Doch so sehr sich die Van-Sparte an der Auto-Abteilung orientiert hat, bleiben die praktischen Tugenden des neuen Lastenträgers nicht auf der Strecke. Denn wie eh und je hat die in drei Längen von 4,90 bis 5,37 Metern lieferbare V-Klasse eine variable Sitzlandschaft mit bis zu acht Plätzen und Bänken oder Sesseln, die flexibel in Schienen versetzt werden können und mit ihrem halben Zentner deutlich leichter sind als die Möbel bei VW. Ganz neu ist dagegen die clevere Kehrseite: Weil die Heckklappe nicht nur schwer ist, sondern auch ziemlich groß und deshalb selbst die längste Parklücke beim Aufschwingen verdammt kurz werden kann, haben sich die Entwickler ausgerechnet vom kleinsten Mercedes inspirieren lassen und wie beim Smart eine separat zu öffnende Heckscheibe eingebaut. Die klappt ganz einfach und ohne großen Platzbedarf nach oben und gibt den Blick frei auf ein weiteres Detail: den doppelten Ladeboden. Das ist nicht nur ein Raumteiler und Blickfang, sondern ein stabiles Regalbrett mit eingebauten Klappboxen, das die Kleinteilelogistik beim Shoppen und Reisen deutlich erleichtern kann. Und wer großes Material stauen will, der hat schon bei voller Bestuhlung zwischen 510 und 1110 Liter Kofferraum. Baut man die Sitze aus, kommt man auf Rekordwerte von 4200 bis 5010 Liter.
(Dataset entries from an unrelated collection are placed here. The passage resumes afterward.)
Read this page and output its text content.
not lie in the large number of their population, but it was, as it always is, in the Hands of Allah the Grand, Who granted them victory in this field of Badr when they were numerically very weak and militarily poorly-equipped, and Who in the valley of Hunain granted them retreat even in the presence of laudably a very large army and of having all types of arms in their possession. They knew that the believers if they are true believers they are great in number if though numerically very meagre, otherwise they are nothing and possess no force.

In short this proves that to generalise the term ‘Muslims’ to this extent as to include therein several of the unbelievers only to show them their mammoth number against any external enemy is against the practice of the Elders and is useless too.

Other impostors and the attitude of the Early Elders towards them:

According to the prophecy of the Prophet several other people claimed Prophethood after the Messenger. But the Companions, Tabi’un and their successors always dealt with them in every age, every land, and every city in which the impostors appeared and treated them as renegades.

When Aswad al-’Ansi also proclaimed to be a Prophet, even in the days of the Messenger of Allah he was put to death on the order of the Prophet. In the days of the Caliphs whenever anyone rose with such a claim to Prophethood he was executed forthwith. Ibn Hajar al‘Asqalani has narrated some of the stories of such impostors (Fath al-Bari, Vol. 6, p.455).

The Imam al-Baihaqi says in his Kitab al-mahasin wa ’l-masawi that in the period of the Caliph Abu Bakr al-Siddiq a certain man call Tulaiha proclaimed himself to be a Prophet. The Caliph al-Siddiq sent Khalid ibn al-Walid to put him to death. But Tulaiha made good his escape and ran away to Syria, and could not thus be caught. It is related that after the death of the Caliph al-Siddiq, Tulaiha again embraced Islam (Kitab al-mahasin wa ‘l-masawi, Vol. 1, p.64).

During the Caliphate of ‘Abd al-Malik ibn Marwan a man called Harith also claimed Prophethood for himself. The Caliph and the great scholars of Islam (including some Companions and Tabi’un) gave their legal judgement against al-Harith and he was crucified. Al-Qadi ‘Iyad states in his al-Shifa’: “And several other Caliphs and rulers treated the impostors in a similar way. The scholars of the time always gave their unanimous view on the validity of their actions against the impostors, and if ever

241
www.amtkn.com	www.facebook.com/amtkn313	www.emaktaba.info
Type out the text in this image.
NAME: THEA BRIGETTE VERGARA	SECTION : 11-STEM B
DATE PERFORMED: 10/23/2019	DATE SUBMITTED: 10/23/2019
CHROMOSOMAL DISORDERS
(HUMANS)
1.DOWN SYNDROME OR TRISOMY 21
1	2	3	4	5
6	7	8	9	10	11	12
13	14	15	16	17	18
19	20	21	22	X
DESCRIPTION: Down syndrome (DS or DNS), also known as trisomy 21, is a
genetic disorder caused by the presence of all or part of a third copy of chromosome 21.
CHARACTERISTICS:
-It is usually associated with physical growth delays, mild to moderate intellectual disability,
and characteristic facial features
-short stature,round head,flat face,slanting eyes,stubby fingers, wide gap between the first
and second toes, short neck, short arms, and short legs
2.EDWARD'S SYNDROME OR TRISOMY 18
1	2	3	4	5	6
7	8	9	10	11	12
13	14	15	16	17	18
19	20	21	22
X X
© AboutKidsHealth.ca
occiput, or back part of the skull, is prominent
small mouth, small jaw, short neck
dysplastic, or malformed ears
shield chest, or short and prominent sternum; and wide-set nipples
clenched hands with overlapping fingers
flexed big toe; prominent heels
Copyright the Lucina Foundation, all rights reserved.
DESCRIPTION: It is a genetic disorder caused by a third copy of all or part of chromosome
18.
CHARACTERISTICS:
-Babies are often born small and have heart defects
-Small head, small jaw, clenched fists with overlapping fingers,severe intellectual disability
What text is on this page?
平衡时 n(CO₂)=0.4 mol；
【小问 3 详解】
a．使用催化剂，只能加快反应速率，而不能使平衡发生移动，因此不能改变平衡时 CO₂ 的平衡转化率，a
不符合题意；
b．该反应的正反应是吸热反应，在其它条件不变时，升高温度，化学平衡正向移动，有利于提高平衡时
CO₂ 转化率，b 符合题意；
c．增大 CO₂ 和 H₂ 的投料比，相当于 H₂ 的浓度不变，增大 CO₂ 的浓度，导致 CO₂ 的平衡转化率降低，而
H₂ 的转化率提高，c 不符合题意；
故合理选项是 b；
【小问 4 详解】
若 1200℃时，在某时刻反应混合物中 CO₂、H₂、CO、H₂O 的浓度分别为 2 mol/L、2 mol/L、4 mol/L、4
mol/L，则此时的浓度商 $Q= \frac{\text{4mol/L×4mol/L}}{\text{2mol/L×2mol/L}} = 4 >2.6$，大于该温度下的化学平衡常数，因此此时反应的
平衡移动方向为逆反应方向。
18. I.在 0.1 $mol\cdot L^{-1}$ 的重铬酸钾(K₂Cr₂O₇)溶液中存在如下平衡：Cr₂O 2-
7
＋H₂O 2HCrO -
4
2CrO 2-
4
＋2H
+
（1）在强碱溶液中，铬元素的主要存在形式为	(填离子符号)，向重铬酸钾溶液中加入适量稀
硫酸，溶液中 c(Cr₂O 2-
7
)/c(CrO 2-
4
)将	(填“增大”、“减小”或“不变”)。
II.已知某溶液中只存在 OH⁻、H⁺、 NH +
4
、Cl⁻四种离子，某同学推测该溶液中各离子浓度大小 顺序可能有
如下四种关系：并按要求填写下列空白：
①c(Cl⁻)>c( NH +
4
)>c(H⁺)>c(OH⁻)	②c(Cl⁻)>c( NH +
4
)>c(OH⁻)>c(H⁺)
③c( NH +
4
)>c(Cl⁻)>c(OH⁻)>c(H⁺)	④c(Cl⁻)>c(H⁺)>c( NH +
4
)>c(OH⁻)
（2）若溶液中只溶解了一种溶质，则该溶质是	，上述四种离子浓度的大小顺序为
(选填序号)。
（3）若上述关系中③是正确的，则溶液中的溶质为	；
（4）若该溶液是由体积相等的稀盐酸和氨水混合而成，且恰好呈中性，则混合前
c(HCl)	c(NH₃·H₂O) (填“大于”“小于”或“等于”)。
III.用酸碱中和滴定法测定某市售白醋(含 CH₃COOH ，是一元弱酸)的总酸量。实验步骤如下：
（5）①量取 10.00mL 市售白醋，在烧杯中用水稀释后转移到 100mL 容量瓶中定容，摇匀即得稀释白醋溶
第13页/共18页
Während sie bei Ausstattung und Ambiente ordentlich aufgerüstet haben, starten die Schwaben unter der Haube mit einem großen Abrüstungsprogramm und werfen die V6-Motoren kurzerhand über Bord. Stattdessen gibt es nur noch einen Vierzylinder-Diesel mit 2,1 Litern Hubraum, den man aus der Pkw-Welt von A- bis S-Klasse kennt. In der V-Klasse fährt er als V 200 CDI mit 136 PS, im V 220 CDI mit 163 PS und im V 250 CDI mit 190 PS. Und weil die Entwickler vom cw-Wert übers Energie-Management bis zu innermotorischen Maßnahmen alle Register gezogen haben, ist das Modell bis zu 28 Prozent sparsamer und kommt so auf einen Verbrauch von bestenfalls 5,7 Litern.

Keine Spaßbremse, aber auch nicht billig: Preise ab rund 40.000 Euro

Deshalb sei die V-Klasse aber keine Spaßbremse, verspricht Van-Chef Volker Mornhinweg. Im Gegenteil: Genau wie in der C-Klasse gibt es einen Agility-Control-Schalter, der das verbesserte Fahrwerk, die Lenkung und die Motorsteuerung auf Knopfdruck nachschärft. Und der stärkste Diesel erreicht Fahrleistungen wie früher der V6-Motor, spätestens wenn man in den Sportmodus wechselt und beim Kickdown kurzfristig die Leistung um 14 auf 204 PS und das maximale Drehmoment um 40 auf 480 Nm anhebt. Dann sprintet der Raumkreuzer in 9,1 Sekunden auf 100 und schafft bei Vollgas 206 km/h.

Was am Ende aber wirklich zählt im Rennen mit VW, ist der Preis, der gegenüber dem Viano leicht klettert und zunächst bei 42.900 Euro für die Einstiegsversion in der mittleren Aufbaulänge beginnt. Zwar wird er im Lauf des Jahres mit der kurzen Variante noch auf etwa 40.000 Euro fallen, und wenn man die Ausstattung mit einkalkuliert, besteht sie jeden Konkurrenz-Vergleich, rechnen die Produktstrategen vor. Doch auf dem Papier ist die V-Klasse teurer als der Wettbewerber aus dem Norden – und so auch in dieser Disziplin ein echter Mercedes.